Either is used to express a value that could be one of two things. It’s datatype looks something like:

data Either a b = Left a | Right b

Left usually expresses an error or something, whilst Right expresses everything being somewhat Hunky Dory.

What happens when all the values are Right?

rightTree :: Either String (MyTree Int)
rightTree = sequence Branch (Leaf $ Right 100) (Leaf $ Right 200)
-- rightTree == Right (Branch (Leaf 100) (Leaf 200))

OK, that seems reasonable, just like the Maybe really.

What about if we throw a Left in there?

failsTree :: Either String (MyTree Int)
failsTree = sequence $ Branch (Leaf $ Right 1) (Leaf $ Left "2")
-- failsTree == Left "2"

OK - we get the Left value back, which seems reasonable (especially looking at the type signature of our new structure).

What about if there are multiple Left values inside?

failsTree2 :: Either String (MyTree Int)
failsTree2 = sequence $ Branch (Leaf $ Left "1") (Branch (Leaf $ Left "2") (Leaf $ Left "3"))
-- failsTree2 == Left "1"

Oh. That seems somewhat counterintuitive.
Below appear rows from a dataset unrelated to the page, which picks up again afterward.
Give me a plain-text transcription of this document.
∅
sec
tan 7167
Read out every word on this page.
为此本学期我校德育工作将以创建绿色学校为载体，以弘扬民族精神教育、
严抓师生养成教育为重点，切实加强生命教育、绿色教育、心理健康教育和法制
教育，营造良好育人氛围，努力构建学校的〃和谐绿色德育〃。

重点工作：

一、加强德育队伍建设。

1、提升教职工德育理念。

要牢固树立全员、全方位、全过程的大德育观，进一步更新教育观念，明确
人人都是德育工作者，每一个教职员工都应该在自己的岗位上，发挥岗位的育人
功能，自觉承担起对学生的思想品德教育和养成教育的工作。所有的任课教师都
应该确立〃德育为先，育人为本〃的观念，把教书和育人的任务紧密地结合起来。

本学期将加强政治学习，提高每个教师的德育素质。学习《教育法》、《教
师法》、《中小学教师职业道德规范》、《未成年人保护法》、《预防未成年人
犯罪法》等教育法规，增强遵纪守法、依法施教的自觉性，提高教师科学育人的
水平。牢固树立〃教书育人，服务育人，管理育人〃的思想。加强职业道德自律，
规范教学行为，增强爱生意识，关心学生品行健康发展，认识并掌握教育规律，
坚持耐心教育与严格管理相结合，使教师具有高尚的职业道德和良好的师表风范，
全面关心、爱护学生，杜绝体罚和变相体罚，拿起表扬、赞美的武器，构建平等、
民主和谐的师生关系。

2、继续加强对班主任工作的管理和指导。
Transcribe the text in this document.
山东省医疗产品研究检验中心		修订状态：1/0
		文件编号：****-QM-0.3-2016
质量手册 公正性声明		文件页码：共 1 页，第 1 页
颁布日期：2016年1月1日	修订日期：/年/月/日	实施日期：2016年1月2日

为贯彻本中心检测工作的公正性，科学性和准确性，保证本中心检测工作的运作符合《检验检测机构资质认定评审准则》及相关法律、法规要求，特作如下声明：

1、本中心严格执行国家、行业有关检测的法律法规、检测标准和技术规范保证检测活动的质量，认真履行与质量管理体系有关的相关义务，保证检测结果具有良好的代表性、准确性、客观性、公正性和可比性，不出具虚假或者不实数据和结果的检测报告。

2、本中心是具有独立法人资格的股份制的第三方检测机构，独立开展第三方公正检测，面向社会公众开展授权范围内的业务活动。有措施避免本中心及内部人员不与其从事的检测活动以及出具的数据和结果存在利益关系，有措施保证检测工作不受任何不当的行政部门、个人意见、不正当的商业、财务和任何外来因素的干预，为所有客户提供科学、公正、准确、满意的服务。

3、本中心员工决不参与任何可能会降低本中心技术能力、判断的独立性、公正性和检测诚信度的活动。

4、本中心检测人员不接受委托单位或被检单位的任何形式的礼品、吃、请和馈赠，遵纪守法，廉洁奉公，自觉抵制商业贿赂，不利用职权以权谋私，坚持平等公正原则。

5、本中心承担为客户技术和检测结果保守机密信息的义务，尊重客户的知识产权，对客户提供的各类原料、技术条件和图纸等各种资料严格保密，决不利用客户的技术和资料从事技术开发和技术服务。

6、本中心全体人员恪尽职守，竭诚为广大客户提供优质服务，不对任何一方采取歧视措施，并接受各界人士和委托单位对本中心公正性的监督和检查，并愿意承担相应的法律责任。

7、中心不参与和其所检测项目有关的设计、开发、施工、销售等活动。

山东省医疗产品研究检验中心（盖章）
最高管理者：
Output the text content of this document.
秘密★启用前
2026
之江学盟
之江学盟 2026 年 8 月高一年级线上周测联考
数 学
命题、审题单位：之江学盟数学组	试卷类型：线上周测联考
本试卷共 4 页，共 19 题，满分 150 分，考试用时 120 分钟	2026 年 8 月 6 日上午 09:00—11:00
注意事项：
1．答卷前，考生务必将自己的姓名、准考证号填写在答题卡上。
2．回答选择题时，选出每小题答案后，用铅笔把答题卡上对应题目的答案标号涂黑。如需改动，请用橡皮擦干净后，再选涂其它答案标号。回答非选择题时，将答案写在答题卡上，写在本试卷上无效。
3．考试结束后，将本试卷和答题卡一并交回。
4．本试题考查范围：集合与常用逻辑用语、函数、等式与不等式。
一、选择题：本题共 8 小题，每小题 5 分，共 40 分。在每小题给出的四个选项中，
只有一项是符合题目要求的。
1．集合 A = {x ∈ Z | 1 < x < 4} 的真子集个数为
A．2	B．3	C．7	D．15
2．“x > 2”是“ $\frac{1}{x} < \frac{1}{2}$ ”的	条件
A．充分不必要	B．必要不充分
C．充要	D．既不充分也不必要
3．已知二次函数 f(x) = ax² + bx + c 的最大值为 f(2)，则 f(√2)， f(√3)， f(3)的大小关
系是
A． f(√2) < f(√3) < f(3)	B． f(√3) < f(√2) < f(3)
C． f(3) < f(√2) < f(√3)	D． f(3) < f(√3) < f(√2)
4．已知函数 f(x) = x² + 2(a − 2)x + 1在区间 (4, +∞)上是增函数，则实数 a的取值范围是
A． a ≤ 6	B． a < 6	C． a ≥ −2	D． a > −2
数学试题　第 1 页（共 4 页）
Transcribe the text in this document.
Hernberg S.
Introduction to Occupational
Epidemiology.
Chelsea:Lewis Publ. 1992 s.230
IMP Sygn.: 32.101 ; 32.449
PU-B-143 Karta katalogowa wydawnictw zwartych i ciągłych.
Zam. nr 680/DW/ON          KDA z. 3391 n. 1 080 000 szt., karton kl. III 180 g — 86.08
Even though we have many Left items in our tree, when we sequence them we only get the first one back. If you want to know why - sure - it’s because of the way Either implements the <*> function. Is there an alterntaive in which we get more of the Left items back? Yes - see the bonus item at the bottom of the page.

So what does this mean?

Basically (lol), what these examples hopefully start to show is that traverse let’s us combine different types together. Whilst Foldable used a Monoid instance to combine values together with <>, Traversable lets us combine them together using their Applicative instance and <*>. Applicative is a pretty powerful typeclass that let’s us do a lot of wild shit, so Traversable ends up pretty powerful as a result. A lot of the Lens package uses Traversable, so understanding this gives you a much better idea of what’s doing.

There are plenty of Traversable instances in the wild to play with, so try smashing a few things together and see what happens. In case it’s not entirely obvious, that’s basically all I did in writing this article.

Anyhow, that’s enough for now I think.

Make sense? If not, why not get in touch?

Further reading:

Data.Traversable

Bonus item: Validation

If you were enjoying the Either example but wondering if there’s a way to gather all of the Left values in a tree, then, firstly, yes, and secondly, it’s done using a different datatype called Validation. We won’t go into it in depth now, but it’s much like an Either that let’s you collect Left items together.

validationTree :: MyTree (Validation [String] Int)
validationTree = Branch (Leaf $ Success 100) (Branch (Leaf $ Failure ["2"]) (Leaf $ Failure ["3"]))
collectFails :: Validation [String] (MyTree Int)
collectFails = traverse id validationTree
-- collectFails == Failure ["2","3"]